Piper Jaffray also consented to the entry of findings, without admitting or denying, that certain advertising and sales materials for the fund failed to meet the NASD's standards. For example, sales literature compared the fund's performance to a chosen benchmark of three- to five-year U.S. Treasury securities and indicated a one-year return over the benchmark of as much as 900 basis points, but failed to identify the material differences and degree of safety between the composition of the fund's portfolio and the instruments that comprised the benchmark.

 

Piper Jaffray also consented to the entry of findings that the firm, through its registered representatives, recommended and sold the fund to customers for whom it was an unsuitable investment in light of the age, financial status, investment experience, and goals of the individual investor.
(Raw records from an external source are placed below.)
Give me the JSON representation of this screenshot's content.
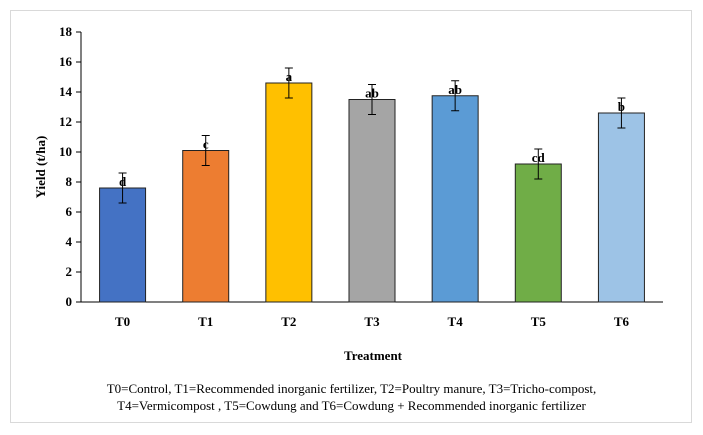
{
  "chart_data": {
    "type": "bar",
    "categories": [
      "T0",
      "T1",
      "T2",
      "T3",
      "T4",
      "T5",
      "T6"
    ],
    "values": [
      7.6,
      10.1,
      14.6,
      13.5,
      13.75,
      9.2,
      12.6
    ],
    "errors": [
      1.0,
      1.0,
      1.0,
      1.0,
      1.0,
      1.0,
      1.0
    ],
    "letters": [
      "d",
      "c",
      "a",
      "ab",
      "ab",
      "cd",
      "b"
    ],
    "colors": [
      "#4472c4",
      "#ed7d31",
      "#ffc000",
      "#a5a5a5",
      "#5b9bd5",
      "#70ad47",
      "#9dc3e6"
    ],
    "xlabel": "Treatment",
    "ylabel": "Yield (t/ha)",
    "ylim": [
      0,
      18
    ],
    "yticks": [
      0,
      2,
      4,
      6,
      8,
      10,
      12,
      14,
      16,
      18
    ],
    "grid": false,
    "legend": "none"
  },
  "caption": {
    "line1": "T0=Control, T1=Recommended inorganic fertilizer, T2=Poultry manure, T3=Tricho-compost,",
    "line2": "T4=Vermicompost  , T5=Cowdung and T6=Cowdung + Recommended inorganic fertilizer"
  }
}
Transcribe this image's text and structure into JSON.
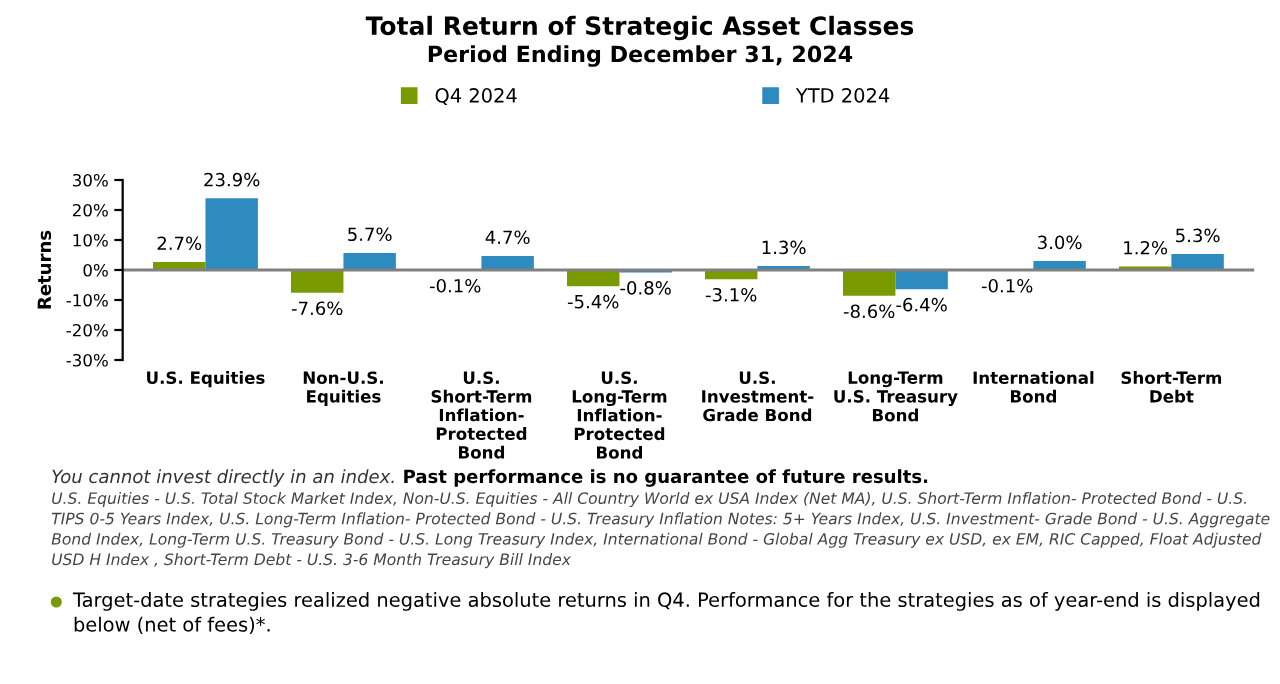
{
  "chart_data": {
    "type": "bar",
    "title": "Total Return of Strategic Asset Classes",
    "subtitle": "Period Ending December 31, 2024",
    "ylabel": "Returns",
    "categories": [
      "U.S. Equities",
      "Non-U.S.\nEquities",
      "U.S.\nShort-Term\nInflation-\nProtected\nBond",
      "U.S.\nLong-Term\nInflation-\nProtected\nBond",
      "U.S.\nInvestment-\nGrade Bond",
      "Long-Term\nU.S. Treasury\nBond",
      "International\nBond",
      "Short-Term\nDebt"
    ],
    "series": [
      {
        "name": "Q4 2024",
        "color": "#7a9a01",
        "values": [
          2.7,
          -7.6,
          -0.1,
          -5.4,
          -3.1,
          -8.6,
          -0.1,
          1.2
        ],
        "value_labels": [
          "2.7%",
          "-7.6%",
          "-0.1%",
          "-5.4%",
          "-3.1%",
          "-8.6%",
          "-0.1%",
          "1.2%"
        ]
      },
      {
        "name": "YTD 2024",
        "color": "#2e8bc0",
        "values": [
          23.9,
          5.7,
          4.7,
          -0.8,
          1.3,
          -6.4,
          3.0,
          5.3
        ],
        "value_labels": [
          "23.9%",
          "5.7%",
          "4.7%",
          "-0.8%",
          "1.3%",
          "-6.4%",
          "3.0%",
          "5.3%"
        ]
      }
    ],
    "ylim": [
      -30,
      30
    ],
    "yticks": [
      {
        "value": -30,
        "label": "-30%"
      },
      {
        "value": -20,
        "label": "-20%"
      },
      {
        "value": -10,
        "label": "-10%"
      },
      {
        "value": 0,
        "label": "0%"
      },
      {
        "value": 10,
        "label": "10%"
      },
      {
        "value": 20,
        "label": "20%"
      },
      {
        "value": 30,
        "label": "30%"
      }
    ],
    "grid": false,
    "legend": "top",
    "ref_lines": [
      {
        "axis": "y",
        "value": 0,
        "color": "#808080"
      }
    ],
    "annotations": [
      "You cannot invest directly in an index.",
      "Past performance is no guarantee of future results.",
      "U.S. Equities - U.S. Total Stock Market Index, Non-U.S. Equities - All Country World ex USA Index (Net MA), U.S. Short-Term Inflation- Protected Bond - U.S. TIPS 0-5 Years Index, U.S. Long-Term Inflation- Protected Bond - U.S. Treasury Inflation Notes: 5+ Years Index, U.S. Investment- Grade Bond - U.S. Aggregate Bond Index, Long-Term U.S. Treasury Bond - U.S. Long Treasury Index, International Bond - Global Agg Treasury ex USD, ex EM, RIC Capped, Float Adjusted USD H Index , Short-Term Debt - U.S. 3-6 Month Treasury Bill Index",
      "Target-date strategies realized negative absolute returns in Q4. Performance for the strategies as of year-end is displayed below (net of fees)*."
    ]
  }
}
For example, certain customers were unsophisticated investors, were risk averse, were of advanced age, or had other personal circumstances which made the fund an inappropriate investment. In addition, some customers invested all, or virtually all, of their liquid assets in the fund based on the firm's representations that it was a safe, conservative investment.

 

The NASD's District Business Conduct Committee (District 4), which considered this matter, is comprised of securities professionals from securities firms in Iowa, Kansas, Minnesota, Missouri, Nebraska, North Dakota, and South Dakota. The Committee is responsible for disciplining NASD member firms and associated individuals who violate the NASD Rules of Fair Practice.